Per Cosimo is 100 percent Sangiovese but it’s produced Brunello style. Like the famous Brunello, an elegant wine produced near Siena, it spends three years in oak then two years in the bottle instead of Sangiovese’s usual six months in oak.
What this unique method produces is a super full-bodied wine bursting of plum, cherry and spices. When little 5-year-old Cosimo turns 18, he’ll have quite a present. They produced only 1,000 bottles the year he was born. They are keeping at least 600 for him when he comes of age.
“People remember this place for Sangiovese,” Claudia said. “We have Roman Sangiovese grapes from Roman times. We wanted to be unique so we decided to produce a pure Syrah Syrah and Per Cosimo following the Brunello style, trying to create something different.”

She also presented a 2023 Syrah Syrah, a blend of Grand Syrah and Petit Syrah, a “fresh and elegant” wine with a touch of pepper. It also landed in my back seat collection.
Like the others I visited, Villa La Ripa may never be on the well-worn path of Tuscan wine country. But also like the others, La Ripa is producing unique wines closer to their heart – and others like mine.
“Everyone produces Chianti wine,” Claudia said. “So we wanted to produce something different from Chianti. A pure Sangiovese could be a Chianti so we decided to not call it Chianti. We call it Perconia, the first owner of the Roman villa.”

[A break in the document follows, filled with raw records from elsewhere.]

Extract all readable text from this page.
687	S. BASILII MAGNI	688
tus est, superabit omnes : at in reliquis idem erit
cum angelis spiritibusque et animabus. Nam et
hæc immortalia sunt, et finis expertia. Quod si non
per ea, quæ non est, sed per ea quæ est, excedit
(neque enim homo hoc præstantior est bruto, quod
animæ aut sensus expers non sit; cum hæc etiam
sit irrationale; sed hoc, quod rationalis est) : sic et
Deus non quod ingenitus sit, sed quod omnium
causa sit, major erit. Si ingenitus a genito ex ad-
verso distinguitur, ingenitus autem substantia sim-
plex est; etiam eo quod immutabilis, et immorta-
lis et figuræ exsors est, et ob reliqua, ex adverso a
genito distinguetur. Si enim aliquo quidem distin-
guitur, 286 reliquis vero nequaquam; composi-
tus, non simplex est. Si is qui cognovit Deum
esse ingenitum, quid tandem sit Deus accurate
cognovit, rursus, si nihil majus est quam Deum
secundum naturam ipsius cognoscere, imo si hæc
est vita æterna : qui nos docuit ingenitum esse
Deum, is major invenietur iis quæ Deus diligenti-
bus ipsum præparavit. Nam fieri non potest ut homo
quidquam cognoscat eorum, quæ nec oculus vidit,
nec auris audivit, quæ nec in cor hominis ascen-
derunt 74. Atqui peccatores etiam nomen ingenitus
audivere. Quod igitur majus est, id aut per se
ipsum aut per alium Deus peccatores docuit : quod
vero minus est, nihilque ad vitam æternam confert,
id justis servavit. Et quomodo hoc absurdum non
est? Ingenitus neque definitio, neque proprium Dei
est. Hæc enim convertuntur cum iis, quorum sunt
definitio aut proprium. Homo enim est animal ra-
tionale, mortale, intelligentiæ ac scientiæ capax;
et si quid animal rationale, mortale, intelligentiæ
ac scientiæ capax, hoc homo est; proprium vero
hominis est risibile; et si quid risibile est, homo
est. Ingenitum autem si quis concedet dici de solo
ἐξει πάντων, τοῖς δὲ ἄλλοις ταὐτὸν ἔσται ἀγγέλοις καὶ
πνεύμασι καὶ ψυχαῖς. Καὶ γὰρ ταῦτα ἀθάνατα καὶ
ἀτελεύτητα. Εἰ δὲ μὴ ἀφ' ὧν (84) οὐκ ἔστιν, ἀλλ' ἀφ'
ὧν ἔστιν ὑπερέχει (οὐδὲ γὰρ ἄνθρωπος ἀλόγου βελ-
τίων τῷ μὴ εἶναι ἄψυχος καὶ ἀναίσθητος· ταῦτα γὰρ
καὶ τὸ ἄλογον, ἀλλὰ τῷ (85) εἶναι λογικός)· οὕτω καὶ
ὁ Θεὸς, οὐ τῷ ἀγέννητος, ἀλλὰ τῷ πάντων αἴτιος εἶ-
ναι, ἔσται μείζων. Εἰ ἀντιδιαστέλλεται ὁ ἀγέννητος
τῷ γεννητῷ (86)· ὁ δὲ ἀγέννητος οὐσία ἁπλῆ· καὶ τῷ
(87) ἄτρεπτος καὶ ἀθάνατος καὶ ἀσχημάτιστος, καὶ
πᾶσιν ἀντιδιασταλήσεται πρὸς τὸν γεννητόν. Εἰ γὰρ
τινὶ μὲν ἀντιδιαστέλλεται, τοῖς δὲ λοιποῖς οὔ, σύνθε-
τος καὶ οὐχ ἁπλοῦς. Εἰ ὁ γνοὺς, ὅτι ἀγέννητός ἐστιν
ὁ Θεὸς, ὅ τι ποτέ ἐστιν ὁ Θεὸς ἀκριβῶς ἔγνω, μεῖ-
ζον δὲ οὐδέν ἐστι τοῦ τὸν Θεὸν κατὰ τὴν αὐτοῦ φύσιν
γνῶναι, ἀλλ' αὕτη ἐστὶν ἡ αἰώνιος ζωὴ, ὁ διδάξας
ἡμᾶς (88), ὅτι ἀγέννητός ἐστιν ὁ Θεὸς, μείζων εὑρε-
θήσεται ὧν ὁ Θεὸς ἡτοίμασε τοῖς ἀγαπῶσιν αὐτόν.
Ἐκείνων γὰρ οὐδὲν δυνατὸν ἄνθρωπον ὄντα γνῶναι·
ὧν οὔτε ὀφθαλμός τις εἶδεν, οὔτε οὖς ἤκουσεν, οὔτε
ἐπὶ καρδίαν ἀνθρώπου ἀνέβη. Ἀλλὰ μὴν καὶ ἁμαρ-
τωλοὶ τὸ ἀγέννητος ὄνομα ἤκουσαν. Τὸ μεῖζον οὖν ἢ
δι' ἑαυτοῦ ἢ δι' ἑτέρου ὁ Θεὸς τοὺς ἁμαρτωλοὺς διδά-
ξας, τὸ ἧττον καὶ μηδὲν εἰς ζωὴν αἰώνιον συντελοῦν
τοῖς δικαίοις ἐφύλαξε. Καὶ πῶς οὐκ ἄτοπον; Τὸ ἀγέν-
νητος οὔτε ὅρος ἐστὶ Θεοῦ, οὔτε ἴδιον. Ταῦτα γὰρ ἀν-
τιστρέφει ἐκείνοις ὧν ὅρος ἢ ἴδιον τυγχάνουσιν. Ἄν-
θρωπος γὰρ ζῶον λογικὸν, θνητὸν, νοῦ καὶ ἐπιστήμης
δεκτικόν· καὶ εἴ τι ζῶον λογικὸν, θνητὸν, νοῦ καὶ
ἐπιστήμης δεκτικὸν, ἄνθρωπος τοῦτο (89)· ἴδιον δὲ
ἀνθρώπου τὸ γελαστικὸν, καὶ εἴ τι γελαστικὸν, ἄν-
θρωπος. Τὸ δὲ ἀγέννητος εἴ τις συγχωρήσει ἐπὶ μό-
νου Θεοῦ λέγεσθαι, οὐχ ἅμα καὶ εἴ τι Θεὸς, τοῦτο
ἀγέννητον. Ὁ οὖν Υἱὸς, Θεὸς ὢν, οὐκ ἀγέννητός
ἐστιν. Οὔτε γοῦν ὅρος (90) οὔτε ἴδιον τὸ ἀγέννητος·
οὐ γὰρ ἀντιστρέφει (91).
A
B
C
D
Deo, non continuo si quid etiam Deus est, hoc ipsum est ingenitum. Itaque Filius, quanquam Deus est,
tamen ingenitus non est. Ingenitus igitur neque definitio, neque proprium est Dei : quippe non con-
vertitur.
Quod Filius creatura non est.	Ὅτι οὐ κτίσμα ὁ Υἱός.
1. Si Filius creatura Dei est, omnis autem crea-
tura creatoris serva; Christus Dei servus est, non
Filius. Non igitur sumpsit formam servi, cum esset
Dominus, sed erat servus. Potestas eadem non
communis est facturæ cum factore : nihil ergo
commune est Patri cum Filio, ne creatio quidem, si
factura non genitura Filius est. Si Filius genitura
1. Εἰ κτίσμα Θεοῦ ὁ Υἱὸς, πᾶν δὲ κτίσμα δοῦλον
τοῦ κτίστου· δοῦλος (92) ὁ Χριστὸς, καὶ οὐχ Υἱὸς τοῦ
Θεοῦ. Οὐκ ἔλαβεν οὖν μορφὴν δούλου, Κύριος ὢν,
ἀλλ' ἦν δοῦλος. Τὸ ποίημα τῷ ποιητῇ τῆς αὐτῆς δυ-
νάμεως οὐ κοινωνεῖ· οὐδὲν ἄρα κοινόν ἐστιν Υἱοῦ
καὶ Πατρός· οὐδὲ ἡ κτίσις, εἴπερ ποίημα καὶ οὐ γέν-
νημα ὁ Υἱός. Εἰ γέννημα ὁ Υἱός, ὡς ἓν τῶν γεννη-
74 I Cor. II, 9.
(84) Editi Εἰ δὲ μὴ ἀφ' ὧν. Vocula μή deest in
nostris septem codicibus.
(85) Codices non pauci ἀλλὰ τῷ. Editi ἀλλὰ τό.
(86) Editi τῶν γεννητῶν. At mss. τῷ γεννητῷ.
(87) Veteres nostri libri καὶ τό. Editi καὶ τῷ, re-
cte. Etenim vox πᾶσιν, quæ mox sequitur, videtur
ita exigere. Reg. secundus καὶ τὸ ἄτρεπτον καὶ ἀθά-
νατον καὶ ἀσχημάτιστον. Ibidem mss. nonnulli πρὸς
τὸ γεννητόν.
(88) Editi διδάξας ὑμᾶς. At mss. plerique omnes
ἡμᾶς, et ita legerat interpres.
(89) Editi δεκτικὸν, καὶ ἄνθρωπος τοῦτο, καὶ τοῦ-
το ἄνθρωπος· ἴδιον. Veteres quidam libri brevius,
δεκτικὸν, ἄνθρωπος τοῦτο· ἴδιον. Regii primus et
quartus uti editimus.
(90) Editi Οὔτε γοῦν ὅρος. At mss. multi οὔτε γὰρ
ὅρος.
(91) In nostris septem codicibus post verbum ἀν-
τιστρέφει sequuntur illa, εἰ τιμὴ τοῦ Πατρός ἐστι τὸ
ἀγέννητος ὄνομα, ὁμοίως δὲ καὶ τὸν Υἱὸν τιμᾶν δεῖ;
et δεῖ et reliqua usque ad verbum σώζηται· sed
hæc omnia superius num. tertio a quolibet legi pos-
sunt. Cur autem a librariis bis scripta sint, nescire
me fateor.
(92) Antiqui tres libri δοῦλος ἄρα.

If you’re thinking of going
How to get there: Rent a car. Public transportation in Tuscany does not go to individual wineries. I rented a car through Noleggiare in Rome’s Termini train station and paid €124 for four days, including insurance.
Where to stay: IConic Wellness Resort and Spa, Via Andrea della Robbia 175, Arezzo, 39-05-75-964-100, https://www.iconicresort.com, info@iconicresort.com. Three-star hotel and spa on outskirts of Arezzo. Fantastic spa includes Jacuzzi, sauna and massage chairs. Outdoor pool perfect for hot summer days. I paid €361 for three nights, including breakfast.
Where to eat: La Lancia D’Oro, Piazza Grande 4, Arezzo, 39-05-752-1033, https://ristorantelanciadoro.it, lancidoro@loggevasari.it, noon-3:30 p.m., 7-10:30 p.m. Tuesday-Sunday, noon-3 p.m., 7-10:30 p.m. In a 500-year-old building on the charming, sloping Piazza Grande, La Lancia D’Oro is a third-generation family run restaurant with ferns hanging from the central archway. Lots of free house goodies on the side and excellent Tuscan dishes. Try the calamari ravioli. Dinner for two with antipasti, wine, dessert and tip for excellent service was €144.50.
When to go: Arezzo is at 1,000-foot elevation (300 meters) so it’s 5-8 degrees cooler than Rome year round. As I’ve always said, avoid Italy in July (too crowded) and August (too hot). Best time to tour vineyards is during the fall harvest season.
For more information: Arezzo Turismo, Emiciclo Giovanni Paolo II, https://www.discoverarezzo.com, 9 a.m.-4 p.m.

April 17, 2026 @ 2:56 am
We first met Severio on a 2018 visit to Arezzo. My wife and I fell in love with Arezzo and Villa La Ripa. We have been back 7 times and consider Claudia, Slyvia, and Severio friends. We have seen the vineyard grow. We have had the pleasure of hosting a wine tasting evening in our home town in Iowa and with an employee of Villa La Ripa in attendance.
So get of the beaten path and make new friends in Arezzo
April 17, 2026 @ 10:52 am
Great story, Tim. We hope to meet Severio on our next trip.